Assange’s greatest hope for the future is “to see a more civilised world and to change the author George Orwell’s dictum that ‘he who controls the present controls the past.’ ” He says “by civilised I mean people collaborating to not do the dumb thing.” Via Frontline Club.
The only YouTube video showing the whole discussion is unfortunately quite lo res. To see the original at Democracy Now but it’s in a looping livestream format so you can’t scroll back and forward, which is frustrating. Let’s hope they embed a scrollable version of the video soon.

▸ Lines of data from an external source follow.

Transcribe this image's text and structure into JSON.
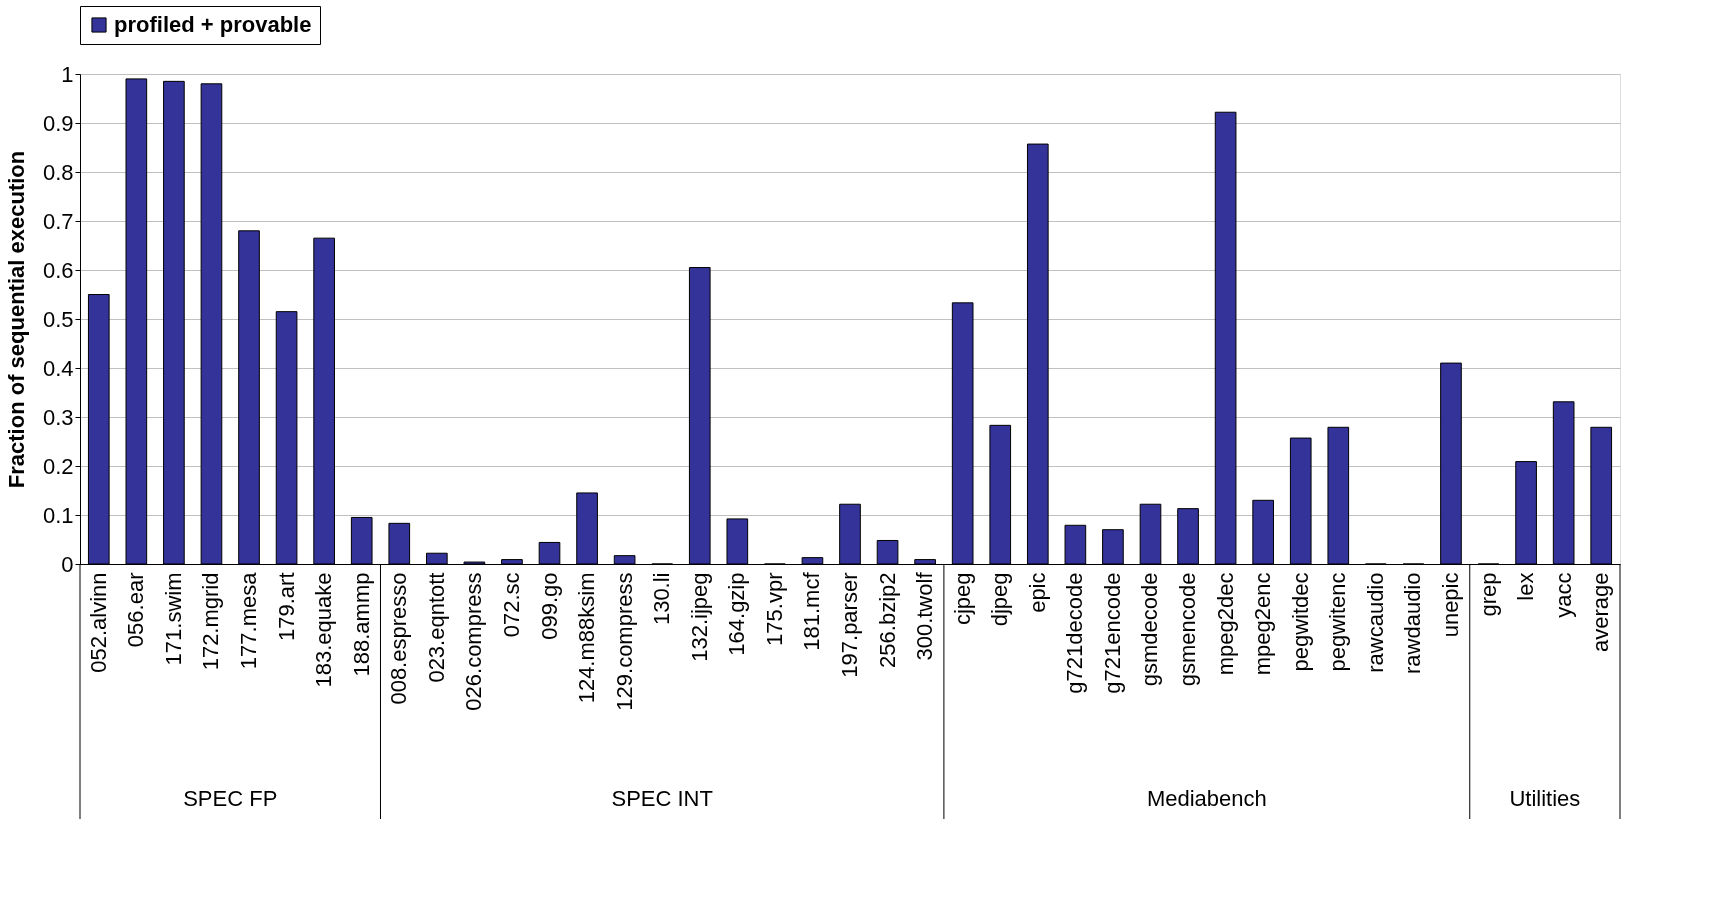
{
  "chart_data": {
    "type": "bar",
    "ylabel": "Fraction of sequential execution",
    "categories": [
      "052.alvinn",
      "056.ear",
      "171.swim",
      "172.mgrid",
      "177.mesa",
      "179.art",
      "183.equake",
      "188.ammp",
      "008.espresso",
      "023.eqntott",
      "026.compress",
      "072.sc",
      "099.go",
      "124.m88ksim",
      "129.compress",
      "130.li",
      "132.ijpeg",
      "164.gzip",
      "175.vpr",
      "181.mcf",
      "197.parser",
      "256.bzip2",
      "300.twolf",
      "cjpeg",
      "djpeg",
      "epic",
      "g721decode",
      "g721encode",
      "gsmdecode",
      "gsmencode",
      "mpeg2dec",
      "mpeg2enc",
      "pegwitdec",
      "pegwitenc",
      "rawcaudio",
      "rawdaudio",
      "unepic",
      "grep",
      "lex",
      "yacc",
      "average"
    ],
    "series": [
      {
        "name": "profiled + provable",
        "color": "#333399",
        "values": [
          0.55,
          0.99,
          0.985,
          0.98,
          0.68,
          0.515,
          0.665,
          0.095,
          0.083,
          0.022,
          0.004,
          0.009,
          0.044,
          0.145,
          0.017,
          0,
          0.605,
          0.092,
          0,
          0.013,
          0.122,
          0.048,
          0.009,
          0.533,
          0.283,
          0.857,
          0.079,
          0.07,
          0.122,
          0.113,
          0.922,
          0.13,
          0.257,
          0.279,
          0,
          0,
          0.41,
          0,
          0.209,
          0.331,
          0.279
        ]
      }
    ],
    "ylim": [
      0,
      1
    ],
    "yticks": [
      0,
      0.1,
      0.2,
      0.3,
      0.4,
      0.5,
      0.6,
      0.7,
      0.8,
      0.9,
      1
    ],
    "grid": "y",
    "legend": "top",
    "annotations": [
      "SPEC FP",
      "SPEC INT",
      "Mediabench",
      "Utilities"
    ]
  }
}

Also see this interview, in which when asked who his #1 enemy is (at about 12:00) he answers:
“Our #1 enemy is ignorance. And I believe it’s the #1 enemy of everyone, not understanding what is actually going on in the world. It’s only when you start to understand that you can make effective decisions and effective plans. Now, the question is who is promoting ignorance. Those organizations trying to keep things secret, and those organizations which distort true information to make it false and misrepresentative. In this latter category, it is bad media. It really is my opinion that the media in general are so bad, we have to question whether the world wouldn’t be better off without them altogether. They’re so distortive to how the world actually is, that the result is we see wars and we see corrupt governments continue on. One of the hopeful things that I have discovered is that nearly every war that has started in the past fifty years has been a result of media lies. The media could have stopped it, if they had searched deep enough, if they hadn’t reprinted government propaganda, they could have stopped it. But what does that mean? Well that means is that basically, populations don’t like wars and populations have to be fooled into wars. Populations don’t willingly and with open eyes go into a war. So if you we have a good media environment, then we also have a peaceful environment.”